Dorn also assigns one large research paper in his seminar, Educational Crusade: The History of American Education, because he has found that many students never had this experience in high school. Horch and Springer, on the other hand, ask students to respond to readings in short writing assignments, which accustoms students to writing frequently and ensures they have several chances in later papers to rectify earlier errors.
As for developing speaking skills, Horch assigns students to formally debate hot-button topics, such as whether female and male brains are different, or how to define language and whether animals possess language. Chakkalakal requires each student to make an 11-minute presentation on an interpretation of one reading. She demands they do this without once using the word ‘like’ or resorting to ‘um,’ and to not rely on a written script or PowerPoint.
At the same time as they are teaching college-level skills, professors are also introducing students to their academic metiers. “I view my job as trying to give them some sort of survey of neuroscience,” Horch said. “We’re touching on ethical questions in neuroscience to give the students a sense of what we do and to make them excited.”
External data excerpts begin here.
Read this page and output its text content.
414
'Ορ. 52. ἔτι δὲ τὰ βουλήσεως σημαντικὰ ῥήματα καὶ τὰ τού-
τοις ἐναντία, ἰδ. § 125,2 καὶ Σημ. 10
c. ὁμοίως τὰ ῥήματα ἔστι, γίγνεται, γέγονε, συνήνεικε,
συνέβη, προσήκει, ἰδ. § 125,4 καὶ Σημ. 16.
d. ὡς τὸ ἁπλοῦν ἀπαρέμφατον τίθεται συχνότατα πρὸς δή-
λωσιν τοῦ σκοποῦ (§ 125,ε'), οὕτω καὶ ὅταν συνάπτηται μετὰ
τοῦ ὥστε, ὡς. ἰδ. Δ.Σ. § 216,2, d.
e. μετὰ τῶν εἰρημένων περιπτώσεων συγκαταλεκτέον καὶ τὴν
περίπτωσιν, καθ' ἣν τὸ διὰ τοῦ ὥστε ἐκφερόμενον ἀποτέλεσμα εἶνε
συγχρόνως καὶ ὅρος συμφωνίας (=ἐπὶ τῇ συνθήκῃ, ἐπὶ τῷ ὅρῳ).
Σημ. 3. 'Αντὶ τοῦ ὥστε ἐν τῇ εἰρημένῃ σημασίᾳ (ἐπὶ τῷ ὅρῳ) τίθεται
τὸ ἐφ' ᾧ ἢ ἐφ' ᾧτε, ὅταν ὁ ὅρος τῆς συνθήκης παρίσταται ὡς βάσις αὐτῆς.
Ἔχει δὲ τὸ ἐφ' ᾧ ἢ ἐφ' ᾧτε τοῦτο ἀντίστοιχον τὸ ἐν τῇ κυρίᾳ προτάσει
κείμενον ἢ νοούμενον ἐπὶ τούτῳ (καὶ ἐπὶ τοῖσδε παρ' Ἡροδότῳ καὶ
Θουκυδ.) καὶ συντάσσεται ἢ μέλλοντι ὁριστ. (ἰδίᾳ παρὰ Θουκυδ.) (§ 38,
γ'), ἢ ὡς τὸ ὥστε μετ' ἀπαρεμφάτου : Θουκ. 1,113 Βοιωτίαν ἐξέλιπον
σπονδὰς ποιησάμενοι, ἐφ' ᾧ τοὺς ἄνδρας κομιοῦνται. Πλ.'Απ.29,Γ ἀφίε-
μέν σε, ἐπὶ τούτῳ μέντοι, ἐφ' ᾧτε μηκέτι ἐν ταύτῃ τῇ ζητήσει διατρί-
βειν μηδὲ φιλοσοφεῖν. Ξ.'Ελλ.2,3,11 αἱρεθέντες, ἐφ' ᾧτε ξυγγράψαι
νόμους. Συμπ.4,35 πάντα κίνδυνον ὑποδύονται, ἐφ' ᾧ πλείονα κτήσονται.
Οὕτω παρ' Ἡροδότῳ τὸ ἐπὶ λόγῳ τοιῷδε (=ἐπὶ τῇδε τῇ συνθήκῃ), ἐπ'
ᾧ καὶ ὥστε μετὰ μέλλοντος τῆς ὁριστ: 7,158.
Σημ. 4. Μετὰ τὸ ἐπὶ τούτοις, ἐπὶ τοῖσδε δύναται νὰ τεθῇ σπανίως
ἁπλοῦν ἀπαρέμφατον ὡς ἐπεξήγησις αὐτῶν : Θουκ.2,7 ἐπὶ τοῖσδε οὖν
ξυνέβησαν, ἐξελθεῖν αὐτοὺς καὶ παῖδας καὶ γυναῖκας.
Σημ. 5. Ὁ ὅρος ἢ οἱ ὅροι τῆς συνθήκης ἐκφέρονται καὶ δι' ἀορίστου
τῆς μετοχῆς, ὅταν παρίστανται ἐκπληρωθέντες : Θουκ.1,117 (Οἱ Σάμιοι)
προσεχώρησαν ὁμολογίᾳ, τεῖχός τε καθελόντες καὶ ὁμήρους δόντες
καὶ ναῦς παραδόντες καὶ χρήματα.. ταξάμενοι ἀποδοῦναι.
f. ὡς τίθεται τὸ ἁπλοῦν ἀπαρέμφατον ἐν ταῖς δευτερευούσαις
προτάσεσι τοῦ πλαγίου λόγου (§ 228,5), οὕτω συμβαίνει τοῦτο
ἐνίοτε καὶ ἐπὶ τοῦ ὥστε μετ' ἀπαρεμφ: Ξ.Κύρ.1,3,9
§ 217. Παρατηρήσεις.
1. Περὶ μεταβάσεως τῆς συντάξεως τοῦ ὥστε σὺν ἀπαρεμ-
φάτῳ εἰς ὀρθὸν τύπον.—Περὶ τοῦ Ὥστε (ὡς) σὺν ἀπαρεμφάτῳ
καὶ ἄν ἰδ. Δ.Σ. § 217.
Dorn said few of the students who end up in his class on the history of American education probably ever thought about his topic before. “Many of them haven’t reflected on the nature of their schooling — where it came from and why it is comprised of this and that,” he said. Some of them get so interested in education, they minor in teaching and eventually become teachers themselves, he noted.
Along with writing and reading, Horch said she’s trying to teach her students to become independent learners. “I’ll give them the framework and how to think about this,” she said, “and they can fill in the gaps.”
The tools the students pick up in their seminars will carry them through college, and beyond. “Everything I do in class I do with an eye toward educating students to do college-level work, skills they will use over the next three years,” Dorn said.